Overall, the Surf City USA Marathon attracted its largest field since the coronavirus pandemic, with 3,000 runners entering the marathon and 12,000 runners entering the half-marathon, which were also capacity fields, Cruz said.

The marathon and half-marathon drew 2,000 and 9,300 entrants in 2025, also capacity fields.

Runners from 47 states and 18 nations entered Sunday’s races.
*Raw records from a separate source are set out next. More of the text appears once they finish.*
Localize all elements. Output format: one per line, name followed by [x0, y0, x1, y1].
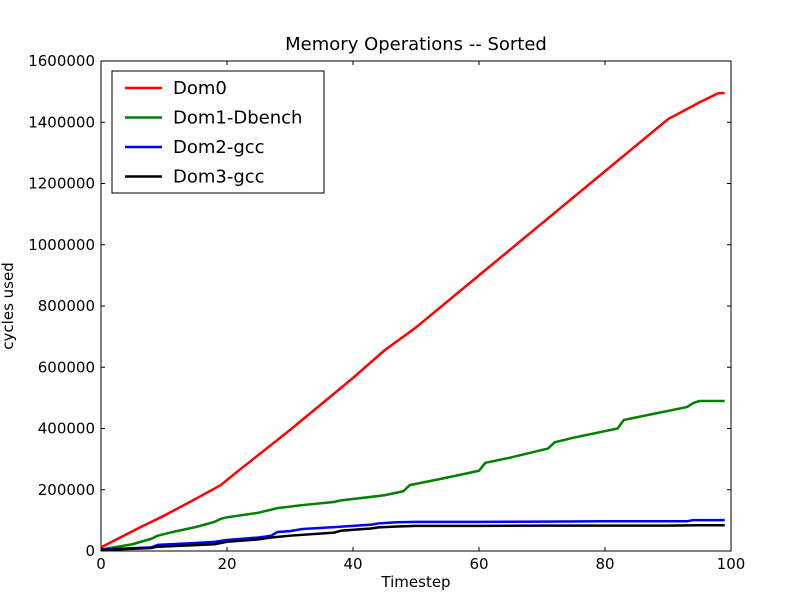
y-tick-label: 1200000: [28, 175, 95, 193]
y-tick-label: 0: [85, 542, 95, 560]
legend-label: Dom3-gcc: [173, 167, 265, 188]
y-tick-label: 600000: [38, 358, 95, 376]
x-tick-label: 20: [217, 555, 236, 573]
legend-items: Dom0 Dom1-Dbench Dom2-gcc Dom3-gcc: [125, 78, 302, 188]
y-tick-label: 200000: [38, 481, 95, 499]
y-tick-label: 1400000: [28, 113, 95, 131]
y-axis-label: cycles used: [0, 262, 17, 349]
x-tick-label: 40: [343, 555, 362, 573]
y-tick-label: 800000: [38, 297, 95, 315]
x-tick-label: 80: [595, 555, 614, 573]
x-axis-label: Timestep: [380, 573, 450, 591]
chart-title: Memory Operations -- Sorted: [285, 34, 547, 55]
y-tick-label: 400000: [38, 420, 95, 438]
y-axis-ticks: 0 200000 400000 600000 800000 1000000 1200000 1…: [28, 52, 731, 560]
legend-label: Dom0: [173, 78, 227, 99]
series-lines: [100, 91, 725, 552]
legend: Dom0 Dom1-Dbench Dom2-gcc Dom3-gcc: [111, 70, 325, 194]
series-line-1: [100, 91, 725, 549]
plot-area: 0 20 40 60 80 100 0 200000 400000 600000 800000 10…: [28, 52, 745, 573]
legend-box: [111, 70, 325, 194]
x-tick-label: 60: [469, 555, 488, 573]
legend-label: Dom2-gcc: [173, 137, 265, 158]
x-tick-label: 100: [717, 555, 746, 573]
series-line-3: [100, 518, 725, 551]
series-line-4: [100, 524, 725, 552]
y-tick-label: 1000000: [28, 236, 95, 254]
series-line-2: [100, 399, 725, 551]
legend-label: Dom1-Dbench: [173, 108, 302, 129]
x-tick-label: 0: [96, 555, 106, 573]
x-axis-ticks: 0 20 40 60 80 100: [96, 61, 745, 573]
y-tick-label: 1600000: [28, 52, 95, 70]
Nicholas Goldstein of Newbury Park won the men’s marathon, completing the 26-mile, 385-yard course in 2:30:01, 15 seconds ahead of Joshua Lerch of Huntington Beach.

“At the end, I was struggling,” said Goldstein, who was a cross-country and distance runner at Furman University. “My longest training run was 22 miles. I started to feel it. I got some water and made it happen.”

The women’s marathon was won by Monica Ruiz of Chula Vista in a personal-record 2:59:09. Kate Baranski, who ran cross-country for Costa Mesa-based Vanguard University from 2023-25, was second in 3:02:39.

The marathon started on Pacific Coast Highway between the Pacific Ocean and the Waterfront Beach Hotel. The course then quickly passed the Huntington Beach Pier. Miles two through nine went through Huntington Beach’s Central Park and miles 9 through 15 through the Bolsa Chica Ecological Reserve.

Miles 16 through 25 were on a beachfront running path paved over the sand. The final mile took runners along Pacific Coast Highway to the finish line, also near the Waterfront Beach Resort.

The race prompted the closure of Pacific Coast Highway in both directions from First Street to Beach Boulevard from 1 a.m. to 2:30 p.m. and from Warner Avenue to First Street from 4 a.m. to 2:30 p.m.

This is one of three times a year a stretch of Pacific Coast Highway in Huntington Beach is closed. The others are for the Independence Day parade and a 10-mile race held in September, Cruz said.

In other races Sunday, Esteban Prado won the men’s half-marathon in 1:06:23, while Piper Atnip took the women’s half-marathon in 1:14:36.

The women’s 5K was won by Mariana Cuevas in 13:41. Alan Yoho was the men’s winner in 15:28.

The races’ primary benefiting charities are the American Cancer Society, which expected to raise more than $100,000, Ainsley’s Angels, which had 33 push-team duos of runners pushing wheelchairs ridden by children with special needs and disabilities, and the Huntington’s Disease Society of Greater Los Angeles.

Ainsley’s Angels of America is a Virginia Beach, Virginia-based charity that aims to build awareness about America’s special needs community through inclusion in all aspects of life.

The charity is named for Ainsley Rossiter, who was born in 2003 and was diagnosed with infantile neuroaxonal dystrophy, an extremely rare terminal illness that slowly causes global paralysis, just before she turned 4 years old.

When Ainsley went for her first jog during a local road race in 2008, she gave a radiant wind-induced smile. Running provided the family with a way to fight the pain of having a daughter with a terminal illness. She died at age 12 in 2016.

Ainsley’s Angels was founded by her father, Kim `Rooster’ Rossiter, a professor of disability culture at Old Dominion University and a retired Marine Corps major.

Huntington’s disease is a fatal neurodegenerative disease often passed down through a changed gene from a parent.